Atarax (Hydroxyzine) pour le prurit de la cirrhose
L'hydroxyzine (Atarax) n'est PAS recommandée comme traitement du prurit associé à la cirrhose hépatique, car elle n'agit que sur le prurit histaminique et non sur le prurit cholestatique, et son élimination est significativement altérée chez les patients cirrhotiques.
Pourquoi l'hydroxyzine n'est pas appropriée
Mécanisme d'action inadapté: L'hydroxyzine est un antihistaminique H1 qui agit uniquement sur le prurit d'origine histaminique (urticaire, dermatoses allergiques), alors que le prurit de la cirrhose est de nature cholestatique et implique des mécanismes neurotransmetteurs centraux différents 1, 2.

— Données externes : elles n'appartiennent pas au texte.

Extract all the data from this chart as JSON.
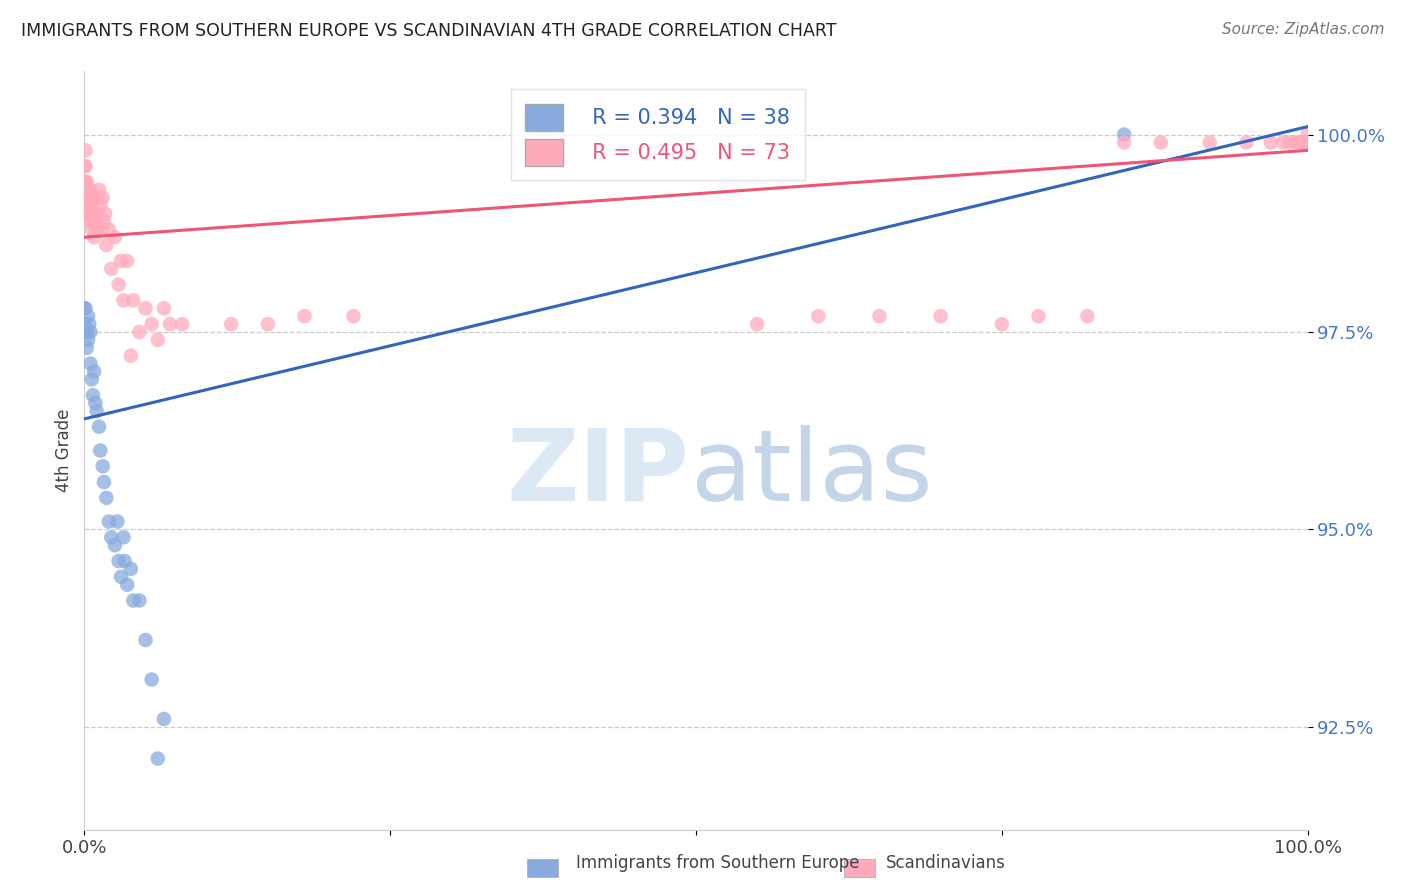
{
  "title": "IMMIGRANTS FROM SOUTHERN EUROPE VS SCANDINAVIAN 4TH GRADE CORRELATION CHART",
  "source": "Source: ZipAtlas.com",
  "ylabel": "4th Grade",
  "yaxis_labels": [
    "100.0%",
    "97.5%",
    "95.0%",
    "92.5%"
  ],
  "yaxis_values": [
    1.0,
    0.975,
    0.95,
    0.925
  ],
  "xmin": 0.0,
  "xmax": 1.0,
  "ymin": 0.912,
  "ymax": 1.008,
  "blue_label": "Immigrants from Southern Europe",
  "pink_label": "Scandinavians",
  "blue_R": "R = 0.394",
  "blue_N": "N = 38",
  "pink_R": "R = 0.495",
  "pink_N": "N = 73",
  "blue_color": "#88aadd",
  "pink_color": "#ffaabb",
  "blue_line_color": "#3366bb",
  "pink_line_color": "#ee5577",
  "blue_line_y_start": 0.964,
  "blue_line_y_end": 1.001,
  "pink_line_y_start": 0.987,
  "pink_line_y_end": 0.998,
  "blue_points_x": [
    0.0,
    0.0,
    0.001,
    0.001,
    0.002,
    0.002,
    0.003,
    0.003,
    0.004,
    0.005,
    0.005,
    0.006,
    0.007,
    0.008,
    0.009,
    0.01,
    0.012,
    0.013,
    0.015,
    0.016,
    0.018,
    0.02,
    0.022,
    0.025,
    0.027,
    0.028,
    0.03,
    0.032,
    0.033,
    0.035,
    0.038,
    0.04,
    0.045,
    0.05,
    0.055,
    0.06,
    0.065,
    0.85
  ],
  "blue_points_y": [
    0.978,
    0.976,
    0.978,
    0.975,
    0.975,
    0.973,
    0.977,
    0.974,
    0.976,
    0.975,
    0.971,
    0.969,
    0.967,
    0.97,
    0.966,
    0.965,
    0.963,
    0.96,
    0.958,
    0.956,
    0.954,
    0.951,
    0.949,
    0.948,
    0.951,
    0.946,
    0.944,
    0.949,
    0.946,
    0.943,
    0.945,
    0.941,
    0.941,
    0.936,
    0.931,
    0.921,
    0.926,
    1.0
  ],
  "pink_points_x": [
    0.0,
    0.0,
    0.0,
    0.0,
    0.001,
    0.001,
    0.001,
    0.001,
    0.002,
    0.002,
    0.003,
    0.003,
    0.004,
    0.004,
    0.005,
    0.005,
    0.006,
    0.006,
    0.007,
    0.007,
    0.008,
    0.008,
    0.009,
    0.01,
    0.01,
    0.011,
    0.012,
    0.013,
    0.014,
    0.015,
    0.016,
    0.017,
    0.018,
    0.02,
    0.022,
    0.025,
    0.028,
    0.03,
    0.032,
    0.035,
    0.038,
    0.04,
    0.045,
    0.05,
    0.055,
    0.06,
    0.065,
    0.07,
    0.08,
    0.12,
    0.15,
    0.18,
    0.22,
    0.55,
    0.6,
    0.65,
    0.7,
    0.75,
    0.78,
    0.82,
    0.85,
    0.88,
    0.92,
    0.95,
    0.97,
    0.98,
    0.985,
    0.99,
    0.993,
    0.996,
    0.998,
    0.999,
    1.0
  ],
  "pink_points_y": [
    0.996,
    0.994,
    0.992,
    0.99,
    0.998,
    0.996,
    0.994,
    0.992,
    0.994,
    0.99,
    0.993,
    0.991,
    0.992,
    0.989,
    0.993,
    0.991,
    0.99,
    0.988,
    0.992,
    0.989,
    0.99,
    0.987,
    0.989,
    0.992,
    0.988,
    0.99,
    0.993,
    0.991,
    0.988,
    0.992,
    0.989,
    0.99,
    0.986,
    0.988,
    0.983,
    0.987,
    0.981,
    0.984,
    0.979,
    0.984,
    0.972,
    0.979,
    0.975,
    0.978,
    0.976,
    0.974,
    0.978,
    0.976,
    0.976,
    0.976,
    0.976,
    0.977,
    0.977,
    0.976,
    0.977,
    0.977,
    0.977,
    0.976,
    0.977,
    0.977,
    0.999,
    0.999,
    0.999,
    0.999,
    0.999,
    0.999,
    0.999,
    0.999,
    0.999,
    0.999,
    0.999,
    0.999,
    1.0
  ]
}
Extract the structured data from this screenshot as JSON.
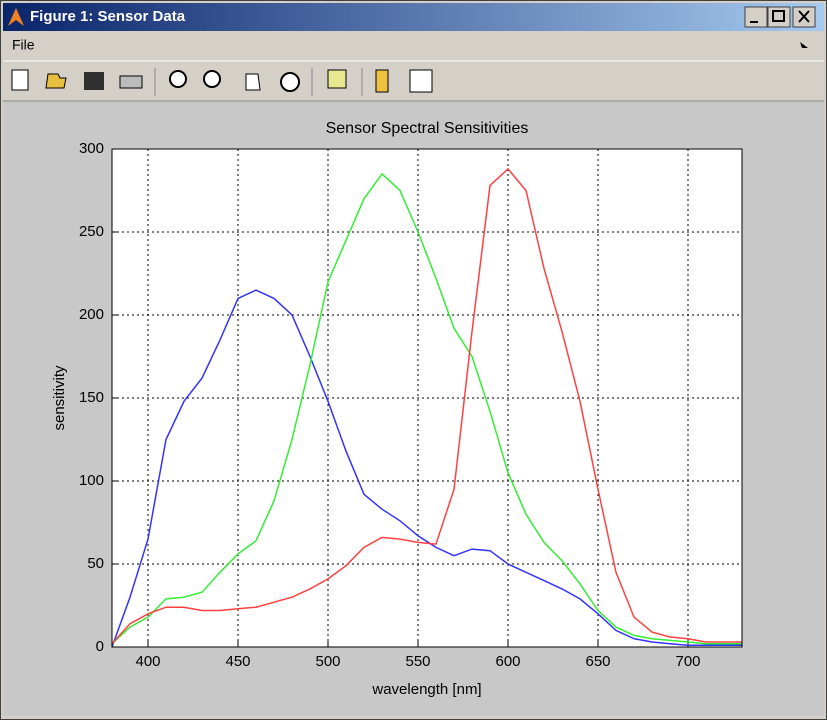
{
  "window": {
    "title": "Figure 1: Sensor Data",
    "menu": [
      "File"
    ]
  },
  "chart_data": {
    "type": "line",
    "title": "Sensor Spectral Sensitivities",
    "x_label": "wavelength [nm]",
    "y_label": "sensitivity",
    "x": [
      380,
      390,
      400,
      410,
      420,
      430,
      440,
      450,
      460,
      470,
      480,
      490,
      500,
      510,
      520,
      530,
      540,
      550,
      560,
      570,
      580,
      590,
      600,
      610,
      620,
      630,
      640,
      650,
      660,
      670,
      680,
      690,
      700,
      710,
      720,
      730
    ],
    "series": [
      {
        "name": "blue",
        "color": "#3333ff",
        "values": [
          0,
          30,
          65,
          125,
          148,
          162,
          185,
          210,
          215,
          210,
          200,
          175,
          148,
          118,
          92,
          83,
          76,
          67,
          60,
          55,
          59,
          58,
          50,
          45,
          40,
          35,
          29,
          20,
          10,
          5,
          3,
          2,
          1,
          1,
          1,
          1
        ]
      },
      {
        "name": "green",
        "color": "#33ee33",
        "values": [
          2,
          12,
          18,
          29,
          30,
          33,
          45,
          56,
          64,
          88,
          125,
          170,
          220,
          245,
          270,
          285,
          275,
          250,
          222,
          192,
          175,
          142,
          105,
          80,
          63,
          52,
          38,
          22,
          12,
          7,
          5,
          4,
          3,
          2,
          2,
          2
        ]
      },
      {
        "name": "red",
        "color": "#ff4040",
        "values": [
          2,
          14,
          20,
          24,
          24,
          22,
          22,
          23,
          24,
          27,
          30,
          35,
          41,
          49,
          60,
          66,
          65,
          63,
          62,
          95,
          190,
          278,
          288,
          275,
          228,
          190,
          148,
          95,
          45,
          18,
          9,
          6,
          5,
          3,
          3,
          3
        ]
      }
    ],
    "xlim": [
      380,
      730
    ],
    "xticks": [
      400,
      450,
      500,
      550,
      600,
      650,
      700
    ],
    "ylim": [
      0,
      300
    ],
    "yticks": [
      0,
      50,
      100,
      150,
      200,
      250,
      300
    ],
    "grid": true
  }
}
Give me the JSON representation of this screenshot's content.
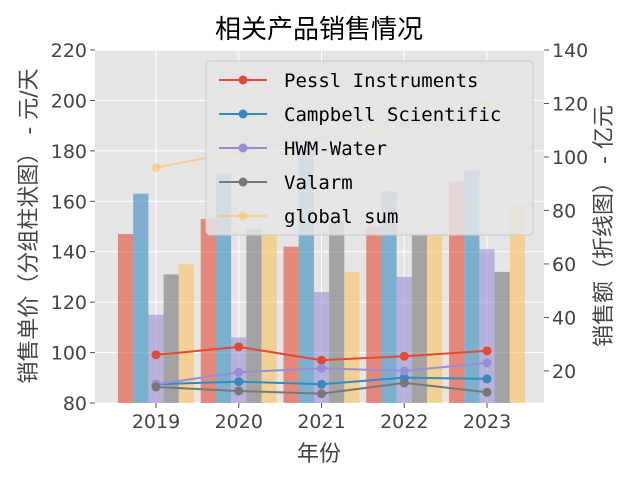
{
  "chart_data": {
    "type": "bar+line",
    "title": "相关产品销售情况",
    "xlabel": "年份",
    "ylabel_left": "销售单价（分组柱状图） - 元/天",
    "ylabel_right": "销售额（折线图） - 亿元",
    "categories": [
      "2019",
      "2020",
      "2021",
      "2022",
      "2023"
    ],
    "ylim_left": [
      80,
      220
    ],
    "yticks_left": [
      80,
      100,
      120,
      140,
      160,
      180,
      200,
      220
    ],
    "ylim_right": [
      8,
      140
    ],
    "yticks_right": [
      20,
      40,
      60,
      80,
      100,
      120,
      140
    ],
    "grid": true,
    "legend_position": "top-right",
    "bar_series": [
      {
        "name": "Pessl Instruments",
        "color": "#E24A33",
        "values": [
          147,
          153,
          142,
          150,
          168
        ]
      },
      {
        "name": "Campbell Scientific",
        "color": "#348ABD",
        "values": [
          163,
          171,
          180,
          164,
          172
        ]
      },
      {
        "name": "HWM-Water",
        "color": "#988ED5",
        "values": [
          115,
          106,
          124,
          130,
          141
        ]
      },
      {
        "name": "Valarm",
        "color": "#777777",
        "values": [
          131,
          149,
          152,
          147,
          132
        ]
      },
      {
        "name": "global sum",
        "color": "#FBC15E",
        "values": [
          135,
          147,
          132,
          147,
          158
        ]
      }
    ],
    "line_series": [
      {
        "name": "Pessl Instruments",
        "color": "#E24A33",
        "values": [
          26,
          29,
          24,
          25.5,
          27.5
        ]
      },
      {
        "name": "Campbell Scientific",
        "color": "#348ABD",
        "values": [
          15,
          16,
          15,
          17.5,
          17
        ]
      },
      {
        "name": "HWM-Water",
        "color": "#988ED5",
        "values": [
          15,
          19.5,
          21,
          20,
          23
        ]
      },
      {
        "name": "Valarm",
        "color": "#777777",
        "values": [
          14,
          12.5,
          11.5,
          15.5,
          12
        ]
      },
      {
        "name": "global sum",
        "color": "#FBC15E",
        "values": [
          96,
          102,
          107,
          112,
          120
        ]
      }
    ]
  }
}
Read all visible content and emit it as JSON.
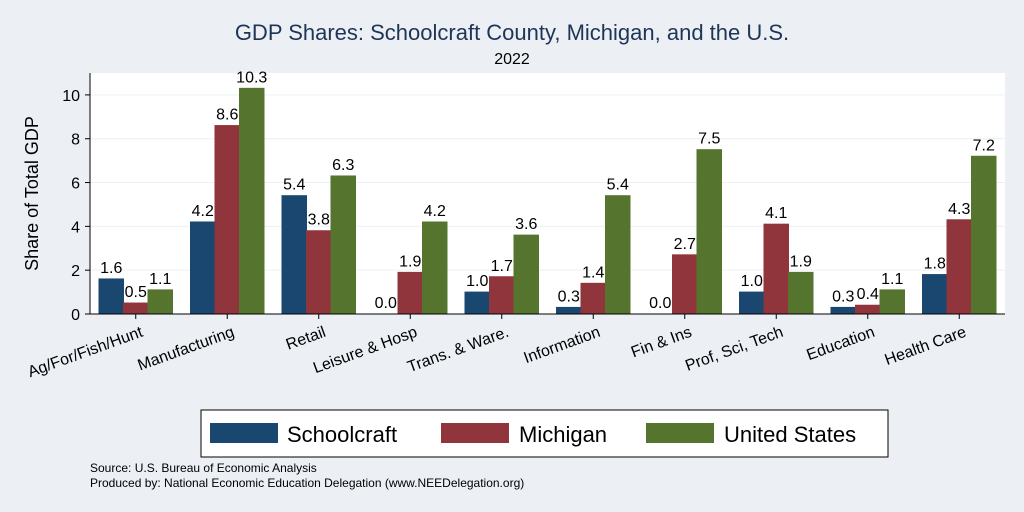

Pharmacocinétique altérée: Chez les patients atteints de cirrhose biliaire primitive, la demi-vie d'élimination de l'hydroxyzine est prolongée à 36,6 heures (versus environ 20 heures chez les sujets sains), avec accumulation significative du médicament et de son métabolite actif, la cétirizine 3.
Effets secondaires problématiques: Tous les patients cirrhotiques traités par hydroxyzine développent une somnolence (0,5 à 6 heures), avec vision floue, vertiges et sécheresse buccale fréquents, ce qui est particulièrement préoccupant chez des patients déjà à risque d'encéphalopathie hépatique 3.
Traitements recommandés pour le prurit cholestatique
Première ligne
Rifampicine: C'est le traitement de première ligne selon les recommandations britanniques et européennes, débutant à 150 mg deux fois par jour, avec augmentation progressive jusqu'à 600 mg deux fois par jour si nécessaire 4, 5, 6.
Cholestyramine: Alternative de première ligne selon les recommandations américaines (4-16 g par jour en doses fractionnées), avec un profil de sécurité favorable malgré des preuves d'efficacité limitées 4, 5, 6.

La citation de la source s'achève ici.